Il ritorno al River Plate e la chiamata di Scaloni

Dal sogno di bambino alla maglia dell’Albiceleste

Le sue prestazioni convincono il River Plate a richiamarlo e offrirgli un contratto fino al 2028. Marcelo Gallardo lo reinserisce in squadra e Rivero, passo dopo passo, supera colleghi ben più esperti. A ventun anni diventa titolare in campionato e si guadagna il rispetto dello spogliatoio.

Il 3 ottobre 2025 arriva la notizia che cambia tutto: Lionel Scaloni lo convoca per la prima volta nella Nazionale maggiore, per le amichevoli contro Venezuela e Porto Rico negli Stati Uniti. Una sorpresa che lascia di stucco i tifosi e commuove chi conosce la sua storia. Per Rivero non è solo una convocazione: è la conferma che la strada non è una condanna, ma un punto di partenza.

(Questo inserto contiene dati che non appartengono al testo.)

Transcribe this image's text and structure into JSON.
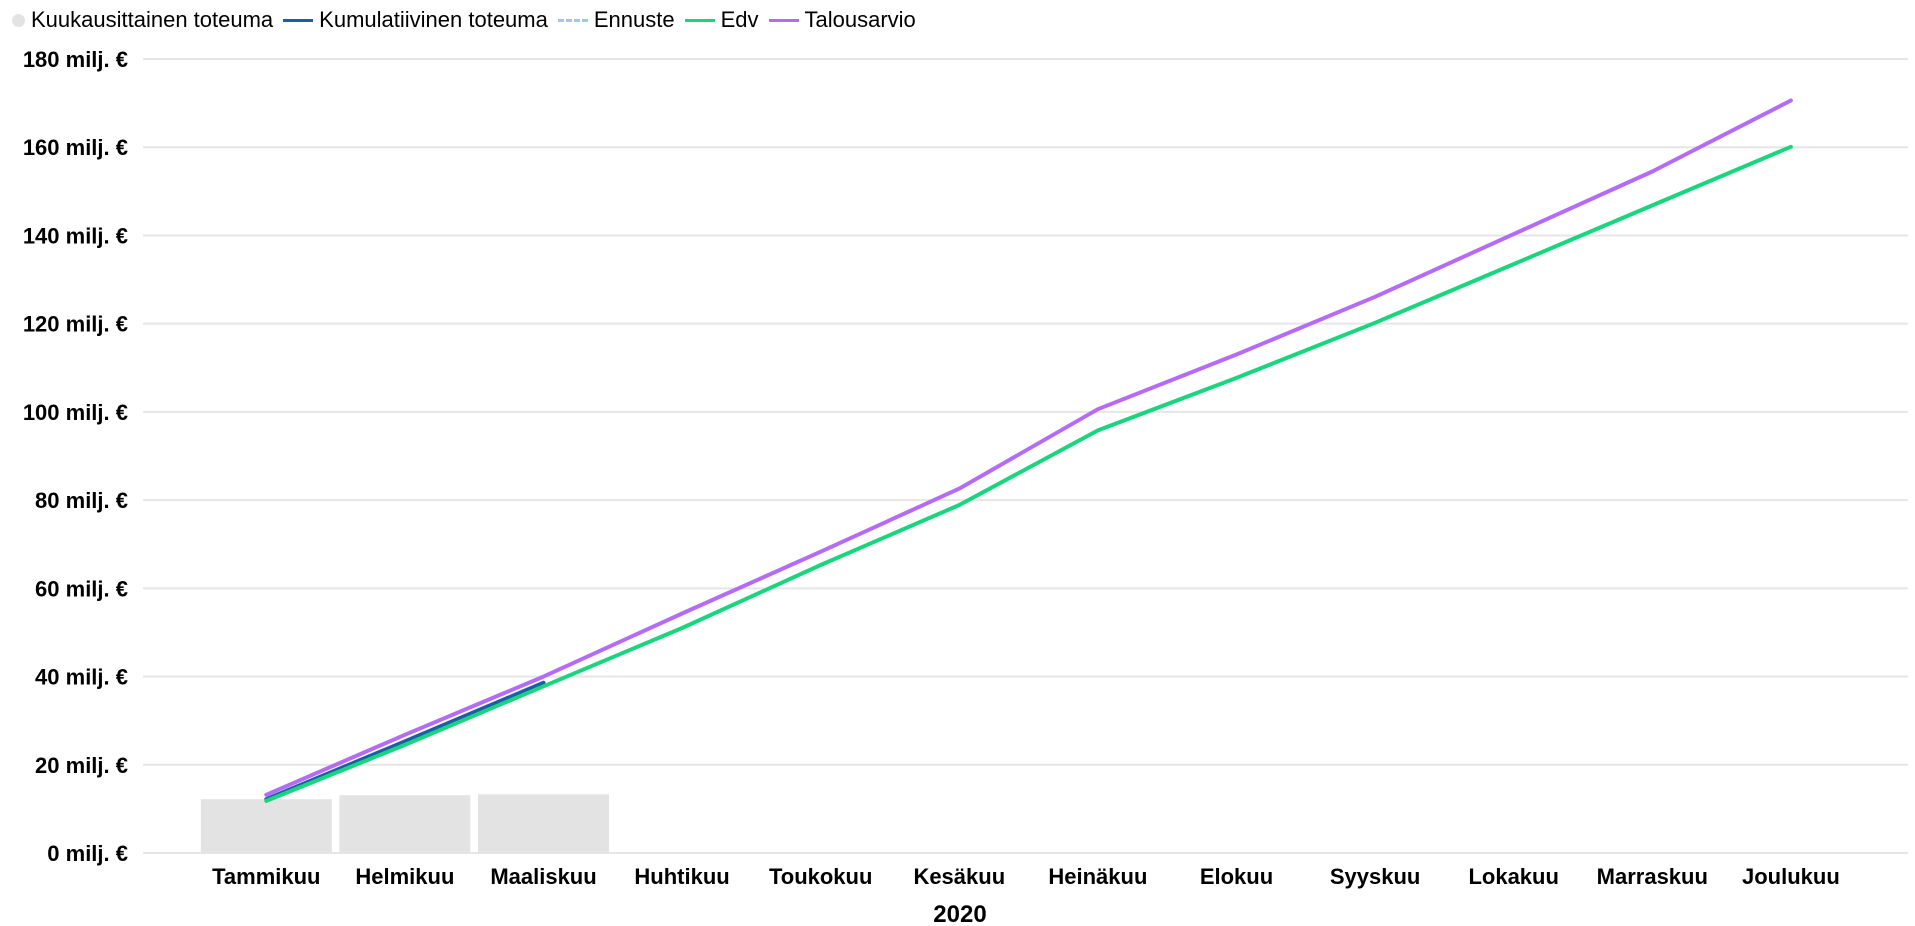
{
  "chart_data": {
    "type": "bar+line",
    "title": "",
    "x_axis_title": "2020",
    "ylabel": "",
    "ylim": [
      0,
      180
    ],
    "y_ticks": [
      0,
      20,
      40,
      60,
      80,
      100,
      120,
      140,
      160,
      180
    ],
    "y_tick_suffix": " milj. €",
    "grid": true,
    "legend_position": "top-left",
    "categories": [
      "Tammikuu",
      "Helmikuu",
      "Maaliskuu",
      "Huhtikuu",
      "Toukokuu",
      "Kesäkuu",
      "Heinäkuu",
      "Elokuu",
      "Syyskuu",
      "Lokakuu",
      "Marraskuu",
      "Joulukuu"
    ],
    "series": [
      {
        "name": "Kuukausittainen toteuma",
        "kind": "bar",
        "color": "#e3e3e3",
        "values": [
          12.2,
          13.1,
          13.3,
          null,
          null,
          null,
          null,
          null,
          null,
          null,
          null,
          null
        ]
      },
      {
        "name": "Kumulatiivinen toteuma",
        "kind": "line",
        "color": "#1a5ea8",
        "dash": "solid",
        "values": [
          12.2,
          25.3,
          38.6,
          null,
          null,
          null,
          null,
          null,
          null,
          null,
          null,
          null
        ]
      },
      {
        "name": "Ennuste",
        "kind": "line",
        "color": "#9cc8f2",
        "dash": "dashed",
        "values": [
          null,
          null,
          null,
          null,
          null,
          null,
          null,
          null,
          null,
          null,
          null,
          null
        ]
      },
      {
        "name": "Edv",
        "kind": "line",
        "color": "#18d67e",
        "dash": "solid",
        "values": [
          11.8,
          24.5,
          37.8,
          51.0,
          65.3,
          78.9,
          95.8,
          107.7,
          120.2,
          133.5,
          146.8,
          160.1
        ]
      },
      {
        "name": "Talousarvio",
        "kind": "line",
        "color": "#b46cf7",
        "dash": "solid",
        "values": [
          13.2,
          26.8,
          40.0,
          54.3,
          68.3,
          82.6,
          100.6,
          113.0,
          126.1,
          140.3,
          154.5,
          170.6
        ]
      }
    ]
  }
}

Il simbolo di un’Argentina che non smette di sognare

La “Scaloneta” non è solo una squadra di campioni del mondo, ma anche un laboratorio umano dove trovano spazio talento e sacrificio. Scaloni lo ha capito: per vincere serve più del talento, serve fame. E nessuno, come Rivero, può insegnare cosa significhi quella parola. Oggi il difensore del River è diventato un’icona silenziosa per molti giovani argentini che vivono situazioni simili. La sua storia non parla di miracoli, ma di perseveranza, lavoro e dignità. Dal semaforo al Santiago Bernabéu, dal profumo di caramello al sudore dello spogliatoio: Lautaro Rivero è la prova che anche i sogni con le mani sporche possono diventare veri.